The raiders -- believed to be environmental activists – moved in on farms in three towns in the Galicia region, which has about 80 mink farms.
The operation was so well organised that those responsible propped boards on the walls to help animals scale them and placed fish outside the walls as bait for them to keep going, said Maria Dolores Sendon, a police official in the town of Muros.
"This was not a prank," she said in a telephone interview. "It was very well planned."
There has been no claim of responsibility and no arrests have been made, said Jose Benito Reza, a conservation official with the Galician regional government.
An estimated 5,000 of the prized animals were released from their cages at a farm in Muros, and about 2,000 of them made it outside the walled farm compound, Sendon said.
The biggest raid was at a farm in the town of Oza dos Rios, where about 11,000 of the animals were let out of their cages, and about half made it outside the walls, said farm owner Charo Carrillo.
She gave no figure for financial losses but told the national news agency Efe the raid meant "20 years of work to create a high-quality product have been ruined".
Ms Carrillo said most of those that got away would probably starve to death in a matter of days because they were raised in captivity and did not know how to hunt or fish.
Spain raises about 400,000 mink a year, and 80 per cent are bred in Galicia, according to a Barcelona-based animal rights group called the Fundacion Altarriba.

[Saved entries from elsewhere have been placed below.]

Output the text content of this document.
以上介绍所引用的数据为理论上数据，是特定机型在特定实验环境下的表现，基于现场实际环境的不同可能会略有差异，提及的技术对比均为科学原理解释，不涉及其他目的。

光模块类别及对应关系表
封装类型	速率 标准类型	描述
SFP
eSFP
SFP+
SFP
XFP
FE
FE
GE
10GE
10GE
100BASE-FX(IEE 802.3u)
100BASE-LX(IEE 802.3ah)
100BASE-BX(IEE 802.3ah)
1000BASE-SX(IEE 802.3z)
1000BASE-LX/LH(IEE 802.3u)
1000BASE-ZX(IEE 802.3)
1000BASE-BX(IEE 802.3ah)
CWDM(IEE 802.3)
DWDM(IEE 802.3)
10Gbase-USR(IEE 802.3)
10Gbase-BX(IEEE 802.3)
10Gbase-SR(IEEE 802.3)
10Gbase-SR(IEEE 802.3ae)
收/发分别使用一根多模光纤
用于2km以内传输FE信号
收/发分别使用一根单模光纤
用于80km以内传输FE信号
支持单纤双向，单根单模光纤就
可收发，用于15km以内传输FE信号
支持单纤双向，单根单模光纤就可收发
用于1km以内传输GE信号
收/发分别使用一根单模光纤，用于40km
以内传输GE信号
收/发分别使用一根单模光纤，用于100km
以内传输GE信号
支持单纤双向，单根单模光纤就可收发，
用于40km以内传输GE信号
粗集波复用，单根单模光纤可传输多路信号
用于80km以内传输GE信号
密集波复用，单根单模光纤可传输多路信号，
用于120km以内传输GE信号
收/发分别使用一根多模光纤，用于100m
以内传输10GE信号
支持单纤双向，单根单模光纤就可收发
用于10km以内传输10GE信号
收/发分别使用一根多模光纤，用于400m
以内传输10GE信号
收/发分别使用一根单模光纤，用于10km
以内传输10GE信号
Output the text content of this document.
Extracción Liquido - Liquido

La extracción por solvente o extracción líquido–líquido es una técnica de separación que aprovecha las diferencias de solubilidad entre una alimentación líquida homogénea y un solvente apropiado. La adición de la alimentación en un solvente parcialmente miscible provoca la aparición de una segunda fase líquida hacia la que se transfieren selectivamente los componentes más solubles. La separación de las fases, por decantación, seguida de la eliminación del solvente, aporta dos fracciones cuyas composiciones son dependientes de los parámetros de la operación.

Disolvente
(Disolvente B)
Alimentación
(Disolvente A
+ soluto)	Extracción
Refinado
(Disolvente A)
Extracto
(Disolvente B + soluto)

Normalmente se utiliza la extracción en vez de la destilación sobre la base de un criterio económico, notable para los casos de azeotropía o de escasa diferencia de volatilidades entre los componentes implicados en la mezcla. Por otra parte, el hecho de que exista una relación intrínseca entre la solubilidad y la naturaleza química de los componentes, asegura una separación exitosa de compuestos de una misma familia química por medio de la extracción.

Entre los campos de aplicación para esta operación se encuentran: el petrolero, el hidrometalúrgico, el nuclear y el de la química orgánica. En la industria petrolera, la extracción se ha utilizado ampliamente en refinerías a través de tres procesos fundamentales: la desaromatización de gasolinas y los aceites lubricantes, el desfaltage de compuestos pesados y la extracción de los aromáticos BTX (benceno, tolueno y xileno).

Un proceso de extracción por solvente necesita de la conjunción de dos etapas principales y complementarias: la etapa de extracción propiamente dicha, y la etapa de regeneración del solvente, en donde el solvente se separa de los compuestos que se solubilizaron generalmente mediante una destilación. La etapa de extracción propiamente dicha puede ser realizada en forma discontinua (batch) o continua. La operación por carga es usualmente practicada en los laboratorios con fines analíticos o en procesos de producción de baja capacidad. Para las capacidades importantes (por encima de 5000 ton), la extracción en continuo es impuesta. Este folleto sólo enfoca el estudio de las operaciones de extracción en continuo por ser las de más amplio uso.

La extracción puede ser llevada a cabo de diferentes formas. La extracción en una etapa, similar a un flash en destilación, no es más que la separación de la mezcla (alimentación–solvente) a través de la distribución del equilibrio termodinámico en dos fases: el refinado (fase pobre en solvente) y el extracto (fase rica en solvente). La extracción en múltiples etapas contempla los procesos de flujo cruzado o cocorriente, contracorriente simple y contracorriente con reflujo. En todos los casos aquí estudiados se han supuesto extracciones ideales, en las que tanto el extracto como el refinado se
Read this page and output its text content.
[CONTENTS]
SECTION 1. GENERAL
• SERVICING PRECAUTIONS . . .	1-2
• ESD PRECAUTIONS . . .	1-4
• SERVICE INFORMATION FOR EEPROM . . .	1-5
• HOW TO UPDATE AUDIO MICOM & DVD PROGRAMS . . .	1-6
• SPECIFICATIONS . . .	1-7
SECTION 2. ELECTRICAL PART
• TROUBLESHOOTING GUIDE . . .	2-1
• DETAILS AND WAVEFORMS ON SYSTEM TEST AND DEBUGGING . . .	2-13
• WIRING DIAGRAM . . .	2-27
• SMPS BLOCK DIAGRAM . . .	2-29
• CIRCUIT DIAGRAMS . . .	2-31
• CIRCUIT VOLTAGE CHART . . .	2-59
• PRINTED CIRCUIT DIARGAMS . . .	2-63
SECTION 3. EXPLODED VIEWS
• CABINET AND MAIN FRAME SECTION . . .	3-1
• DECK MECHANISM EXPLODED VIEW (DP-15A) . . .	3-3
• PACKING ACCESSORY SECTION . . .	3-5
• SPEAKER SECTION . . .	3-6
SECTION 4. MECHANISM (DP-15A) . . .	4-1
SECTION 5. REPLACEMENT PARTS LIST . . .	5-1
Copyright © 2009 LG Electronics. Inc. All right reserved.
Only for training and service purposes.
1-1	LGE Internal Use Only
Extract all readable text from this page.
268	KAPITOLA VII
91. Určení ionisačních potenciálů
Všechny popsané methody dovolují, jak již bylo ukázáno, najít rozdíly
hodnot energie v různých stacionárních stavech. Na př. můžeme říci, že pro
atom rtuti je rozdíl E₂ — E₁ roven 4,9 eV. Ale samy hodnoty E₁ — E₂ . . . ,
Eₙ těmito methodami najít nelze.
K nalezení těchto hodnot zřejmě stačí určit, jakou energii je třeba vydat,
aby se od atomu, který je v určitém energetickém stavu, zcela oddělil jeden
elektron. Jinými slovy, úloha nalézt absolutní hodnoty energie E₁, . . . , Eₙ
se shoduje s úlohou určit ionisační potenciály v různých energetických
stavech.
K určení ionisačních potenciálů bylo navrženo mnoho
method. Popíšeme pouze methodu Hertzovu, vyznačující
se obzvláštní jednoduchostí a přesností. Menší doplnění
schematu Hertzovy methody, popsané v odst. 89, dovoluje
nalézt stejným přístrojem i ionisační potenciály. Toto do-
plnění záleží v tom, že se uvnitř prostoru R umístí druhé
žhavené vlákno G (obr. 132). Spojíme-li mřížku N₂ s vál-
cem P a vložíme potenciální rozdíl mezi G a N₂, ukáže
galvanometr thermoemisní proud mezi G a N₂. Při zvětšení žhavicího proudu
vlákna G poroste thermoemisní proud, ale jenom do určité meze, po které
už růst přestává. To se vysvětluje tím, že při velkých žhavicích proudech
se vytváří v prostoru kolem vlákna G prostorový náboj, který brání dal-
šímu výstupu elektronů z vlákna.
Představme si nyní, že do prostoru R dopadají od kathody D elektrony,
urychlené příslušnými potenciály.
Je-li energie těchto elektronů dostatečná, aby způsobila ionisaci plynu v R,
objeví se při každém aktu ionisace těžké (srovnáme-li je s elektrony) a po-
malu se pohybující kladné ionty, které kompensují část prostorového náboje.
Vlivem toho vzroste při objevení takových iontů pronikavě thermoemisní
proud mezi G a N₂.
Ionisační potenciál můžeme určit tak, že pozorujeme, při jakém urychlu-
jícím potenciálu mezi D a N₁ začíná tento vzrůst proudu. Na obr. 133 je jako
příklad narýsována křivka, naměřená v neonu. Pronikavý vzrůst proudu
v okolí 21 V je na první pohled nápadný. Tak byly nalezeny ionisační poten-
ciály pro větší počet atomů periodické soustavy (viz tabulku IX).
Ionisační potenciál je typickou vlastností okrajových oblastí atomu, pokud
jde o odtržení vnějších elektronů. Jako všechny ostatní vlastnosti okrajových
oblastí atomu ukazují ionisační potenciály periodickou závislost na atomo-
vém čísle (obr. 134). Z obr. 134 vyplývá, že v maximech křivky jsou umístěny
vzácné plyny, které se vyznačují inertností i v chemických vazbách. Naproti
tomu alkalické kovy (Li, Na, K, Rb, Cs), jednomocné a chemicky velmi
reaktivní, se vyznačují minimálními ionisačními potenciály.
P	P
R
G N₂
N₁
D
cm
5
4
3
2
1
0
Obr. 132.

Ms Sendon said other mink farms had been hit by eco-raiders, but these were the first such incidents in these three towns in the coastal province of La Coruna.
Last year, animal rights activists freed 30,000 mink from a farm near the regional capital, Santiago de Compostela, and painted graffiti on the wall to claim responsibility.
Benito Reza said the people who freed the latest batch "did them no favour whatsoever" because they cannot survive in the wild, and the mink might attack other animals and birds.
He also warned people against trying to catch them, saying the minks could bite.